La semaine prochaine sera cruciale pour la France. Lundi 8 septembre, l’Assemblée nationale décidera d’accorder ou non la confiance à François Bayrou. Les pronostics sont sombres, avec les partis d’opposition prêts à faire tomber le gouvernement et élire un éventuel nouveau premier ministre. Deux jours plus tard, le 10 septembre, est prévue la manifestation On arrête tout ! organisée par la gauche et les syndicats qui visent précisément à bloquer le pays avec des auto-confinements, des boycotts, la désobéissance civile et des barrages routiers. Le 12 septembre arrivera le premier jugement des agences de notation avec Fitch (AA-) qui avait déjà en mars supposé l’échec du gouvernement Bayrou et le scénario d’élections anticipées dans la seconde moitié de 2025. Le risque de déclassement est donc très réel.
Hier, un autre voyant s’est allumé sur le tableau de bord d’Emanuel Macron : le coût de l’argent à long terme de la France a atteint son plus haut niveau depuis novembre 2011, en pleine crise de la dette souveraine de la zone euro.

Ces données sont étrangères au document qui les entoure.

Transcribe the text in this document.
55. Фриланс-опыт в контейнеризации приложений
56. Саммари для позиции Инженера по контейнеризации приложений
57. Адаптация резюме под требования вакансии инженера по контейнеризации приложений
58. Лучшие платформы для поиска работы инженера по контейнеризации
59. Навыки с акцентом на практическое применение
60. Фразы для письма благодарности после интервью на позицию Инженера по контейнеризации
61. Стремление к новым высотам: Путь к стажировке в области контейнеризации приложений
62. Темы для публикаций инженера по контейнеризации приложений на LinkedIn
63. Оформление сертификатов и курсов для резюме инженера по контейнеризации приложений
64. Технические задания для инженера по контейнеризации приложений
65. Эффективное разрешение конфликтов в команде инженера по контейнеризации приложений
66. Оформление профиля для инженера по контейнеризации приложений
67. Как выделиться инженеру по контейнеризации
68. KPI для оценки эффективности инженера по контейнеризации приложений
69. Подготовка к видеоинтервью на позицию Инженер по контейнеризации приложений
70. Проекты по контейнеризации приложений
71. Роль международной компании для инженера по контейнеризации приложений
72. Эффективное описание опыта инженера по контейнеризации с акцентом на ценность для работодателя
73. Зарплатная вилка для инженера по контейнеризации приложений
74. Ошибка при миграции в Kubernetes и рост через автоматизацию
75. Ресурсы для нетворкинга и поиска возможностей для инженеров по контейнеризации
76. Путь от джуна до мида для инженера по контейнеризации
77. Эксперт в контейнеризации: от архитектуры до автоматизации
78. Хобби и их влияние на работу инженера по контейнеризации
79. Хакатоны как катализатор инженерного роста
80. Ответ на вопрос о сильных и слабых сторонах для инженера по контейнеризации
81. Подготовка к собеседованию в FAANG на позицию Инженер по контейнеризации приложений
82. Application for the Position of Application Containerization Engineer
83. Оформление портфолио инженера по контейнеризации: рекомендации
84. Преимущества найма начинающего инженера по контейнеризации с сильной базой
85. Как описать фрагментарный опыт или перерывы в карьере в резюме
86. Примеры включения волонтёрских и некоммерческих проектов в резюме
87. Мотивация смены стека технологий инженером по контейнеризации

Le rendement des obligations d’État de 30 ans a dépassé 4,5 %, en hausse par rapport aux 4,45 % enregistrés à la clôture des négociations lundi dernier. Le spread entre les Oat français et les Bund allemands est de 80 points, seulement 12 points de moins que le spread entre les Btp italiens et les obligations de Berlin. Le rendement des obligations d’État françaises à 10 ans est également en hausse, atteignant 3,58% et se rapprochant du niveau de l’Italie, longtemps considérée comme un pays en retard budgétaire en Europe.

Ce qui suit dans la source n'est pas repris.